Back to List Archive

Re: Stemming with Windows

From: Bill Moseley <moseley(at)not-real.hank.org>
Date: Wed Jul 31 2002 - 19:29:41 GMT
At 11:06 AM 07/31/02 -0700, Erik.Pugh@bpd.treas.gov wrote:
>In the precompiled release of swish-e 2.1 for Windows, is Stemming built 
>into the executable?  If so...........

Yes.

>We also have a need to deploy swish-e on a Windows machine, I would like 
>to have the exact same set of features on both machines, but am
>currently stuck at the point where I implement stemming.  I have 
>everything else working on Windows except for stemming, and was wondering
>if anyone has any solutions or suggestions on how to compile or use the 
>SWISH::Stemmer perl module on windows.  I know the Stemmer that
>is included in the swish-e dev windows release needs to be compiled first. 

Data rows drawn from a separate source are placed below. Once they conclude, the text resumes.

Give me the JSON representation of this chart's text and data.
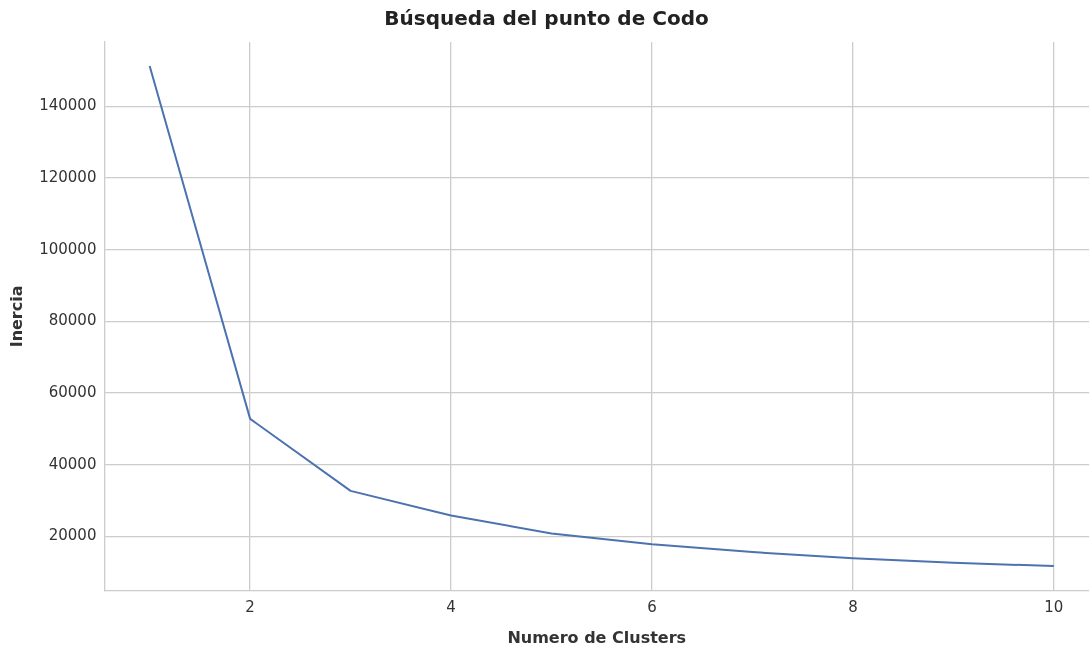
{
  "chart_data": {
    "type": "line",
    "title": "Búsqueda del punto de Codo",
    "xlabel": "Numero de Clusters",
    "ylabel": "Inercia",
    "x": [
      1,
      2,
      3,
      4,
      5,
      6,
      7,
      8,
      9,
      10
    ],
    "series": [
      {
        "color": "#4c72b0",
        "values": [
          151300,
          52800,
          32700,
          25800,
          20800,
          17800,
          15600,
          13900,
          12600,
          11700
        ]
      }
    ],
    "xlim": [
      0.55,
      10.35
    ],
    "xticks": [
      2,
      4,
      6,
      8,
      10
    ],
    "ylim": [
      4800,
      158000
    ],
    "yticks": [
      20000,
      40000,
      60000,
      80000,
      100000,
      120000,
      140000
    ],
    "grid": true,
    "marker": "none",
    "line_style": "solid"
  }
}
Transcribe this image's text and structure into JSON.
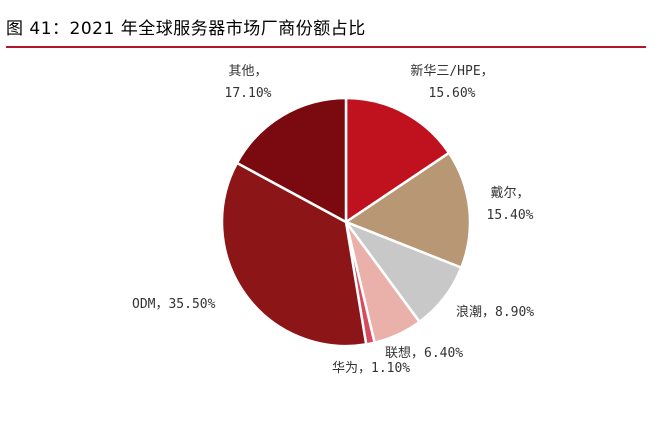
{
  "header": {
    "title": "图 41：2021 年全球服务器市场厂商份额占比"
  },
  "chart_data": {
    "type": "pie",
    "title": "图 41：2021 年全球服务器市场厂商份额占比",
    "slices": [
      {
        "label": "新华三/HPE",
        "value": 15.6,
        "value_label": "15.60%",
        "color": "#c0111f"
      },
      {
        "label": "戴尔",
        "value": 15.4,
        "value_label": "15.40%",
        "color": "#b89774"
      },
      {
        "label": "浪潮",
        "value": 8.9,
        "value_label": "8.90%",
        "color": "#c8c8c8"
      },
      {
        "label": "联想",
        "value": 6.4,
        "value_label": "6.40%",
        "color": "#eab1aa"
      },
      {
        "label": "华为",
        "value": 1.1,
        "value_label": "1.10%",
        "color": "#d84a5e"
      },
      {
        "label": "ODM",
        "value": 35.5,
        "value_label": "35.50%",
        "color": "#8c1518"
      },
      {
        "label": "其他",
        "value": 17.1,
        "value_label": "17.10%",
        "color": "#7a0a10"
      }
    ],
    "start_angle_deg": 0,
    "direction": "clockwise",
    "legend": "none"
  },
  "colors": {
    "accent_rule": "#b2182b"
  }
}
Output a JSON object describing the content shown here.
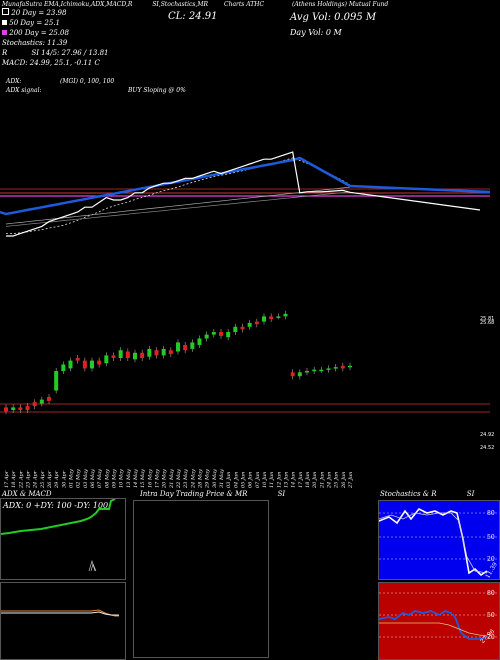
{
  "header": {
    "line1": "MunafaSutra EMA,Ichimoku,ADX,MACD,R",
    "line1b": "SI,Stochastics,MR",
    "line1c": "Charts ATHC",
    "line1d": "(Athens  Holdings) Mutual Fund",
    "ema20": "20 Day = 23.98",
    "ema50": "50 Day = 25.1",
    "ema200": "200 Day = 25.08",
    "stoch": "Stochastics: 11.39",
    "rsi_label": "R",
    "rsi": "SI 14/5: 27.96 / 13.81",
    "macd": "MACD: 24.99, 25.1, -0.11 C",
    "close": "CL: 24.91",
    "avg_vol": "Avg Vol: 0.095  M",
    "day_vol": "Day Vol: 0   M",
    "adx": "ADX:",
    "adx_mid": "(MGI) 0,  100,  100",
    "adx_signal": "ADX  signal:",
    "buy": "BUY Sloping @ 0%"
  },
  "colors": {
    "price_line": "#ffffff",
    "ema_blue": "#1e5bdc",
    "bull": "#22cc22",
    "bear": "#dd2222",
    "red_line": "#ff2020",
    "magenta_line": "#e040e0"
  },
  "price_axis": {
    "labels": [
      "25.81",
      "25.68",
      "24.92",
      "24.52"
    ]
  },
  "xaxis": {
    "dates": [
      "17 Apr",
      "18 Apr",
      "22 Apr",
      "23 Apr",
      "24 Apr",
      "25 Apr",
      "26 Apr",
      "29 Apr",
      "30 Apr",
      "01 May",
      "02 May",
      "03 May",
      "06 May",
      "07 May",
      "08 May",
      "09 May",
      "10 May",
      "13 May",
      "14 May",
      "15 May",
      "16 May",
      "17 May",
      "20 May",
      "21 May",
      "22 May",
      "23 May",
      "24 May",
      "28 May",
      "29 May",
      "30 May",
      "31 May",
      "03 Jun",
      "04 Jun",
      "05 Jun",
      "06 Jun",
      "07 Jun",
      "10 Jun",
      "11 Jun",
      "12 Jun",
      "13 Jun",
      "14 Jun",
      "17 Jun",
      "18 Jun",
      "20 Jun",
      "21 Jun",
      "24 Jun",
      "25 Jun",
      "26 Jun",
      "27 Jun"
    ]
  },
  "panels": {
    "adx_title": "ADX  & MACD",
    "adx_readout": "ADX: 0   +DY: 100  -DY: 100",
    "intraday_title": "Intra  Day Trading Price  & MR",
    "intraday_title_b": "SI",
    "stoch_title": "Stochastics & R",
    "stoch_title_b": "SI",
    "stoch_ticks": [
      "80",
      "50",
      "20"
    ],
    "stoch_value": "11.39",
    "rsi_ticks": [
      "80",
      "50",
      "20"
    ],
    "rsi_value": "27.96"
  },
  "chart_data": {
    "type": "candlestick",
    "upper_price_line": [
      24.0,
      24.0,
      24.05,
      24.1,
      24.15,
      24.2,
      24.3,
      24.35,
      24.4,
      24.45,
      24.5,
      24.6,
      24.6,
      24.7,
      24.8,
      24.75,
      24.75,
      24.8,
      24.9,
      24.9,
      25.0,
      25.05,
      25.1,
      25.1,
      25.15,
      25.2,
      25.2,
      25.25,
      25.3,
      25.35,
      25.3,
      25.35,
      25.4,
      25.45,
      25.5,
      25.55,
      25.6,
      25.6,
      25.65,
      25.7,
      25.75,
      24.9,
      24.92,
      24.92,
      24.92,
      24.93,
      24.94,
      24.95,
      24.91
    ],
    "candles": [
      {
        "o": 24.52,
        "c": 24.49
      },
      {
        "o": 24.5,
        "c": 24.52
      },
      {
        "o": 24.52,
        "c": 24.5
      },
      {
        "o": 24.53,
        "c": 24.5
      },
      {
        "o": 24.56,
        "c": 24.53
      },
      {
        "o": 24.55,
        "c": 24.58
      },
      {
        "o": 24.6,
        "c": 24.57
      },
      {
        "o": 24.65,
        "c": 24.8
      },
      {
        "o": 24.8,
        "c": 24.85
      },
      {
        "o": 24.82,
        "c": 24.88
      },
      {
        "o": 24.9,
        "c": 24.88
      },
      {
        "o": 24.88,
        "c": 24.82
      },
      {
        "o": 24.82,
        "c": 24.88
      },
      {
        "o": 24.88,
        "c": 24.85
      },
      {
        "o": 24.86,
        "c": 24.92
      },
      {
        "o": 24.92,
        "c": 24.9
      },
      {
        "o": 24.9,
        "c": 24.96
      },
      {
        "o": 24.95,
        "c": 24.9
      },
      {
        "o": 24.89,
        "c": 24.94
      },
      {
        "o": 24.94,
        "c": 24.9
      },
      {
        "o": 24.91,
        "c": 24.97
      },
      {
        "o": 24.96,
        "c": 24.92
      },
      {
        "o": 24.92,
        "c": 24.97
      },
      {
        "o": 24.96,
        "c": 24.93
      },
      {
        "o": 24.95,
        "c": 25.02
      },
      {
        "o": 25.0,
        "c": 24.96
      },
      {
        "o": 24.97,
        "c": 25.02
      },
      {
        "o": 25.0,
        "c": 25.05
      },
      {
        "o": 25.05,
        "c": 25.08
      },
      {
        "o": 25.08,
        "c": 25.1
      },
      {
        "o": 25.1,
        "c": 25.07
      },
      {
        "o": 25.06,
        "c": 25.1
      },
      {
        "o": 25.1,
        "c": 25.14
      },
      {
        "o": 25.14,
        "c": 25.12
      },
      {
        "o": 25.14,
        "c": 25.17
      },
      {
        "o": 25.18,
        "c": 25.16
      },
      {
        "o": 25.18,
        "c": 25.22
      },
      {
        "o": 25.22,
        "c": 25.2
      },
      {
        "o": 25.22,
        "c": 25.22
      },
      {
        "o": 25.22,
        "c": 25.24
      },
      {
        "o": 24.79,
        "c": 24.76
      },
      {
        "o": 24.76,
        "c": 24.79
      },
      {
        "o": 24.79,
        "c": 24.8
      },
      {
        "o": 24.8,
        "c": 24.81
      },
      {
        "o": 24.81,
        "c": 24.81
      },
      {
        "o": 24.81,
        "c": 24.82
      },
      {
        "o": 24.82,
        "c": 24.83
      },
      {
        "o": 24.84,
        "c": 24.82
      },
      {
        "o": 24.83,
        "c": 24.84
      }
    ]
  }
}
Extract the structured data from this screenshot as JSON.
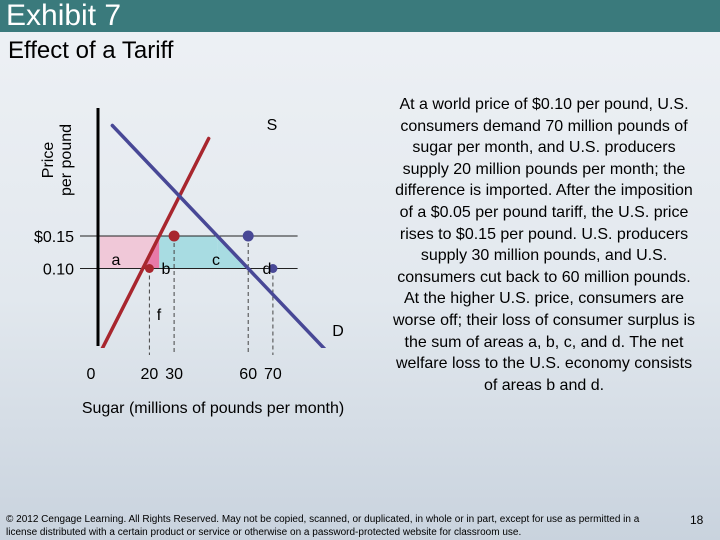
{
  "slide": {
    "title": "Exhibit 7",
    "subtitle": "Effect of a Tariff",
    "explanation": "At a world price of $0.10 per pound, U.S. consumers demand 70 million pounds of sugar per month, and U.S. producers supply 20 million pounds per month; the difference is imported. After the imposition of a $0.05 per pound tariff, the U.S. price rises to $0.15 per pound. U.S. producers supply 30 million pounds, and U.S. consumers cut back to 60 million pounds. At the higher U.S. price, consumers are worse off; their loss of consumer surplus is the sum of areas a, b, c, and d. The net welfare loss to the U.S. economy consists of areas b and d.",
    "copyright": "© 2012 Cengage Learning. All Rights Reserved. May not be copied, scanned, or duplicated, in whole or in part, except for use as permitted in a license distributed with a certain product or service or otherwise on a password-protected website for classroom use.",
    "page_number": "18"
  },
  "colors": {
    "title_bar": "#3a7a7c",
    "supply": "#a8262e",
    "demand": "#484896",
    "area_a": "#f0c8d8",
    "area_b": "#e87aa8",
    "area_c": "#a8dce2",
    "area_d": "#a8dce2"
  },
  "chart_data": {
    "type": "line",
    "xlabel": "Sugar (millions of  pounds per month)",
    "ylabel": "Price per pound",
    "ylabel_lines": [
      "Price",
      "per pound"
    ],
    "x_ticks": [
      {
        "value": 0,
        "label": "0"
      },
      {
        "value": 20,
        "label": "20"
      },
      {
        "value": 30,
        "label": "30"
      },
      {
        "value": 60,
        "label": "60"
      },
      {
        "value": 70,
        "label": "70"
      }
    ],
    "y_ticks": [
      {
        "value": 0.15,
        "label": "$0.15"
      },
      {
        "value": 0.1,
        "label": "0.10"
      }
    ],
    "series": [
      {
        "name": "S",
        "points": [
          [
            0,
            -0.03
          ],
          [
            44,
            0.3
          ]
        ]
      },
      {
        "name": "D",
        "points": [
          [
            5,
            0.32
          ],
          [
            95,
            -0.04
          ]
        ]
      }
    ],
    "points": [
      {
        "series": "S",
        "x": 20,
        "y": 0.1
      },
      {
        "series": "S",
        "x": 30,
        "y": 0.15
      },
      {
        "series": "D",
        "x": 60,
        "y": 0.15
      },
      {
        "series": "D",
        "x": 70,
        "y": 0.1
      }
    ],
    "areas": [
      {
        "label": "a",
        "x_range": [
          0,
          30
        ],
        "y_range": [
          0.1,
          0.15
        ]
      },
      {
        "label": "b",
        "x_range": [
          20,
          30
        ],
        "y_range": [
          0.1,
          0.15
        ]
      },
      {
        "label": "c",
        "x_range": [
          30,
          60
        ],
        "y_range": [
          0.1,
          0.15
        ]
      },
      {
        "label": "d",
        "x_range": [
          60,
          70
        ],
        "y_range": [
          0.1,
          0.15
        ]
      },
      {
        "label": "f"
      }
    ]
  }
}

Hum, I'm not sure. If you have a C compiler you should be able to build the
module the normal perl way (perl Makefile.PL & make & make install), but I
suspect you would need a compiler and libraries that are compatible with
your installed Perl binary.

I don't think creating the ppm is hard, you just need a current compiler
for Windows, which I don't have.  I doubt my version of qc will work.  

Sorry for the wrap but:

http://aspn.activestate.com//ASPN/Reference/Products/ActivePerl/faq/ActivePe
rl-faq2.html#how_to_make_ppm_distribution

I assume the reason you need the stemmer module is to do term highlighting
with the swish.cgi script?

>Additionally, why does the Stemmer.pm module need 
>to be compiled?  Is there a 100% perl - alternative module 
>that would work?

Two reasons.  First, the stemmer used for highlighting text (e.g.
converting text to stemmed words) must match exactly the stemmer used in
swish when indexing.  Otherwise you might end up stemming the same word
into two different stems.  Second, speed.

>I do understand that swish-e builds the index files according to how the 
>binary was built, so if the binary doesn't know how to build a stemmed 
>index, then I 
>realize stemming won't work when you query the files.

No, it doesn't depend on how the binary was build. The stemmer module is a
standard part of swish.  You have to enable stemming in the config file for
it to build a stemmed index.


-- 
Bill Moseley
mailto:moseley@hank.org
Received on Wed Jul 31 19:33:11 2002